Karni explained that Greene’s goals in Congress have nothing to do with legislation or anything like that but “delighting her [QAnon] base and stoking anger on the right more than legislative achievement or political pragmatism... So even as it became clear over the last week that she would fail in her quest to depose the speaker, Greene saw an upside in insisting on the exercise. A vote would offer concrete proof that Johnson had made himself beholden to the Democrats… and that many Republicans were going along with what she regarded as a betrayal of the party’s principles. ‘I’m thrilled with the whole thing,’ Greene said in an interview on Thursday, sounding upbeat after her spectacular defeat. ‘Even the booing from both sides— I fully expected it.’ Even if Greene felt defeated or isolated, she would be exceedingly unlikely to acknowledge it. Her power derives in large part from her irrepressible attitude and her Trumpian instinct to double down rather than retreat in the face of failure.”


On Wednesday evening, center-leaning Republicans tried to create as much distance from her as they could, fearful that association with her theatrics would alienate voters in their districts turned off by the seemingly endless chaos in the House.
“All she wants is attention,” said Representative Carlos Gimenez, Republican of Florida. “Today, we shut her down. Our entire conference said, ‘Enough is enough— we don’t need to hear from her anymore.’”
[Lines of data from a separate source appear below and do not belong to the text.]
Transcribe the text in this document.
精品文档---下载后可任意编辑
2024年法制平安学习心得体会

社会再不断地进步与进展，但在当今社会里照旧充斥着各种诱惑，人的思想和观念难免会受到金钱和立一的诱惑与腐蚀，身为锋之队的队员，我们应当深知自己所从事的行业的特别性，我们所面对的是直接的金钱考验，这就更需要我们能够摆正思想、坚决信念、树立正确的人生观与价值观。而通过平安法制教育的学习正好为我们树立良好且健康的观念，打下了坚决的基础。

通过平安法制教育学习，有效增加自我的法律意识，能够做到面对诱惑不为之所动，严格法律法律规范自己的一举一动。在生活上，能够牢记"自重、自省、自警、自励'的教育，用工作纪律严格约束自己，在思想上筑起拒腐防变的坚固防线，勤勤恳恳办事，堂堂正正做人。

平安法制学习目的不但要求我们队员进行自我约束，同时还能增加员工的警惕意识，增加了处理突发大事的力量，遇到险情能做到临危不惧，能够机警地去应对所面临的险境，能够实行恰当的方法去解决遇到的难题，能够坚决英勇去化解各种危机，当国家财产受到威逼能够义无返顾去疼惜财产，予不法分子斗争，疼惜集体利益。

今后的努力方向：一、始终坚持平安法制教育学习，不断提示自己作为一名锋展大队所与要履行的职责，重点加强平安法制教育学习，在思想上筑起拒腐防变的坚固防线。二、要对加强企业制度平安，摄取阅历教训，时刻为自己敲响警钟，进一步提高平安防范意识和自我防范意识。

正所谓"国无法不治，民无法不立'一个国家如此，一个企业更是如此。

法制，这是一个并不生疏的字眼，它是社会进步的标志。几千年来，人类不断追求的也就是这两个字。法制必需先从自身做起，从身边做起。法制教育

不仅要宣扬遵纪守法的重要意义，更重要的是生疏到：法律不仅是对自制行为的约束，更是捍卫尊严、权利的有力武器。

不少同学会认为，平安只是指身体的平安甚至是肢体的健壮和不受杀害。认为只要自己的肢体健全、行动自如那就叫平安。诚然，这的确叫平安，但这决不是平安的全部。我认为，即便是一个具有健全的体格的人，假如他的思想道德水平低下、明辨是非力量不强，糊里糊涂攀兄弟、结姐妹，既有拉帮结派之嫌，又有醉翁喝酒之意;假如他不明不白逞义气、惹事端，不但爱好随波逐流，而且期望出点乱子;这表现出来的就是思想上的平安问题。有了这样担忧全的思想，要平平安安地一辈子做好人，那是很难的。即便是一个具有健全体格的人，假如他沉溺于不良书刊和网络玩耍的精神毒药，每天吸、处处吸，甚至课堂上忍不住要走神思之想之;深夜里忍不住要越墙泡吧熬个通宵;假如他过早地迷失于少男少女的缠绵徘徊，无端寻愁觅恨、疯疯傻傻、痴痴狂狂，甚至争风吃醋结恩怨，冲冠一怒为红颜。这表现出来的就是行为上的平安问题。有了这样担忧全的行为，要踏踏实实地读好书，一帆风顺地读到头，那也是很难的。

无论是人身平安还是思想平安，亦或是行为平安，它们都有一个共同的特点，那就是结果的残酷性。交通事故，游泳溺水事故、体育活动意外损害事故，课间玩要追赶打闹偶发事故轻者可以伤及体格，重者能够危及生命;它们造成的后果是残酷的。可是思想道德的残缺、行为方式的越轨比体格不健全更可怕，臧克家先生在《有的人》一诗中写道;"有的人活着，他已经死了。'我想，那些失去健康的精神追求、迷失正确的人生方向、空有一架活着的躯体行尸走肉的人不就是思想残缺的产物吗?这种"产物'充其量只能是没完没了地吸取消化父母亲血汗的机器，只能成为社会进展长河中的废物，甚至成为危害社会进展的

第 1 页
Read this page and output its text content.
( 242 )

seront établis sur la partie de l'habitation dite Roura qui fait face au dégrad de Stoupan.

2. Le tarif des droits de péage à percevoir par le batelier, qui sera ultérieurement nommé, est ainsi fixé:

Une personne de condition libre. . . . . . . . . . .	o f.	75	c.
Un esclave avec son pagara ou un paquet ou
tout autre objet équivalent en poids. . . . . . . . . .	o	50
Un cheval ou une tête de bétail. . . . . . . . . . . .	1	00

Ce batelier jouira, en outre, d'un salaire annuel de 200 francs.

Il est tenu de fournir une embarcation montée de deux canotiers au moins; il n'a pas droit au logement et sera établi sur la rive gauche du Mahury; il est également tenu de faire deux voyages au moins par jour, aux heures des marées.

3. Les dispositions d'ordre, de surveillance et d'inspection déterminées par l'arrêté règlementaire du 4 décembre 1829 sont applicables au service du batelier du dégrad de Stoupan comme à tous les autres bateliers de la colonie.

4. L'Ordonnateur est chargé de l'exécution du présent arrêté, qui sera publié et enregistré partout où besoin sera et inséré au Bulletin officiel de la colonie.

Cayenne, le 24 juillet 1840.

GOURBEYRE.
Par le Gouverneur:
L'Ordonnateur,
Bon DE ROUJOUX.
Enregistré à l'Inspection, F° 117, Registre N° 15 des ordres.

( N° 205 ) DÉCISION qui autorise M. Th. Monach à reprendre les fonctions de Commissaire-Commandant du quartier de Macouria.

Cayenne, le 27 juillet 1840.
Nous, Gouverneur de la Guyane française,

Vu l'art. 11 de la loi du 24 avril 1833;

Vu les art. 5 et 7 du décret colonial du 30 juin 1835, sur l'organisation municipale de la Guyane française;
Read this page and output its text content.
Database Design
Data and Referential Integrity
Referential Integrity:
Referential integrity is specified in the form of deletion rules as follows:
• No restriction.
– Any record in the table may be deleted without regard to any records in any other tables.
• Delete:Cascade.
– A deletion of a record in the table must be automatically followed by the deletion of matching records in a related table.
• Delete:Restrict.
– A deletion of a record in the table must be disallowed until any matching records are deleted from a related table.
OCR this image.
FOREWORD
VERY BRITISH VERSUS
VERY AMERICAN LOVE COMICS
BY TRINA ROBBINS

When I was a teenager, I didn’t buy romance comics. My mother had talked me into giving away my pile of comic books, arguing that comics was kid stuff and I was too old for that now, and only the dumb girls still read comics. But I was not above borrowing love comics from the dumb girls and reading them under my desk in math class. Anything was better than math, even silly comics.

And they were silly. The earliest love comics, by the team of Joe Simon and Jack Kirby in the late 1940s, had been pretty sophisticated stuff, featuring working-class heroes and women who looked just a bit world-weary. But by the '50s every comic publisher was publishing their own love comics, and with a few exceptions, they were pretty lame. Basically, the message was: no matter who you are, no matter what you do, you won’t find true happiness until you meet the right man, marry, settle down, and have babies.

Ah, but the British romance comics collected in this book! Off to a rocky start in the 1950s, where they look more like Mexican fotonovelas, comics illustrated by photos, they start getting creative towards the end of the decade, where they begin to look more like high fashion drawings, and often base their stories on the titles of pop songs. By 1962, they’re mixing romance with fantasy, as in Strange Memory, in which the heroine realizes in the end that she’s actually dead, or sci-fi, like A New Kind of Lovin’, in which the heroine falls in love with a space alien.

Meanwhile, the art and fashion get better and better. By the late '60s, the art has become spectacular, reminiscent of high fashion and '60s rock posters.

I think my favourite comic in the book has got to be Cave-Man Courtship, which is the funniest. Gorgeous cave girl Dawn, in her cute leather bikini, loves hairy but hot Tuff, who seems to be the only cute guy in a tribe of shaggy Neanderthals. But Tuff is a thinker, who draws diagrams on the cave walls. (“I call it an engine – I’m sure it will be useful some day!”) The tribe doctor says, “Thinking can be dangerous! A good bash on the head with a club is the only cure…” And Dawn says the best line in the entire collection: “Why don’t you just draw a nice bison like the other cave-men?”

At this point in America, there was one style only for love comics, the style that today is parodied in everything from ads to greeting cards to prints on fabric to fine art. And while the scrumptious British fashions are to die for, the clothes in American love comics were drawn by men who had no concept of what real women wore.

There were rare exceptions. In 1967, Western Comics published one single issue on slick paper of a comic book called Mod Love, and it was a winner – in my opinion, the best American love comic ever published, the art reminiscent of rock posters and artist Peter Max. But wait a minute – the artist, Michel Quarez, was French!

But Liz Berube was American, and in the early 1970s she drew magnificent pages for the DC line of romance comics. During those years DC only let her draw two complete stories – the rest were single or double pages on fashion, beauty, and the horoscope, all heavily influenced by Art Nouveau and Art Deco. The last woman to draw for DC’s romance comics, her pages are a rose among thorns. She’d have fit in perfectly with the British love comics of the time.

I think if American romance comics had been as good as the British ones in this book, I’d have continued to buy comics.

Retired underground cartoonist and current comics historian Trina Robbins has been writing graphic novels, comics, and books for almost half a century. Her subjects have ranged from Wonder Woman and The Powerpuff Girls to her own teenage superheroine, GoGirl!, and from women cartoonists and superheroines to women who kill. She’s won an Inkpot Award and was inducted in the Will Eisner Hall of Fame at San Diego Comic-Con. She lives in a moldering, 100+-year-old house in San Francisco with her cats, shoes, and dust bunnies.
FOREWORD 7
Representative Mike Lawler, Republican of New York, referred repeatedly to Greene as “Moscow Marjorie” as she dangled her threat to oust the speaker. “Moscow Marjorie has clearly gone off the deep end,” he said on Wednesday.
…“[Trump]’s not mad at me at all,” Greene said Thursday of the former president. “I talked to him plenty. He’s proud of me.”
Democrats, for their part, aren’t willing to let Republicans run away from Ms. Greene, the most famous Republican in the House, so quickly.
Justin Chermol, a spokesman for the Democratic Congressional Campaign Committee, said: “When the Republicans lose their majority in November, it will be because the so-called moderates let Marjorie Taylor Greene be their party mascot.”
And Representative Hakeem Jeffries, Democrat of New York and the minority leader, wasted little time in sending out a fund-raising email detailing how Greene “threatened to throw Congress further into chaos, crisis and confusion.”
Greene laughed off the idea that her actions would help elect Democrats this fall— the argument that everyone from Trump to Representative Jim Jordan, Republican of Ohio, had used as they tried to discourage her from moving to oust the speaker.
“Republicans will turn out in droves for Trump,” she said…“Then they’re going to move down and see that RINO Republican they’ve elected time and time again— who didn’t impeach Biden, who didn’t do anything on the border— they’re going to see that guy and they’re going to cuss him under their breath and skip his name.”
…In 2023, Ms. Greene gave the maximum contribution in more than a dozen vulnerable House Republican races, including to colleagues who represent districts President Biden won in 2020, such as Representatives David Schweikert of Arizona and Mike Garcia of California.
On Thursday morning, Greene made it clear she wasn’t finished tormenting Johnson just yet.
“Speaker Johnson is the Uniparty Speaker of the House!” she crowed on social media.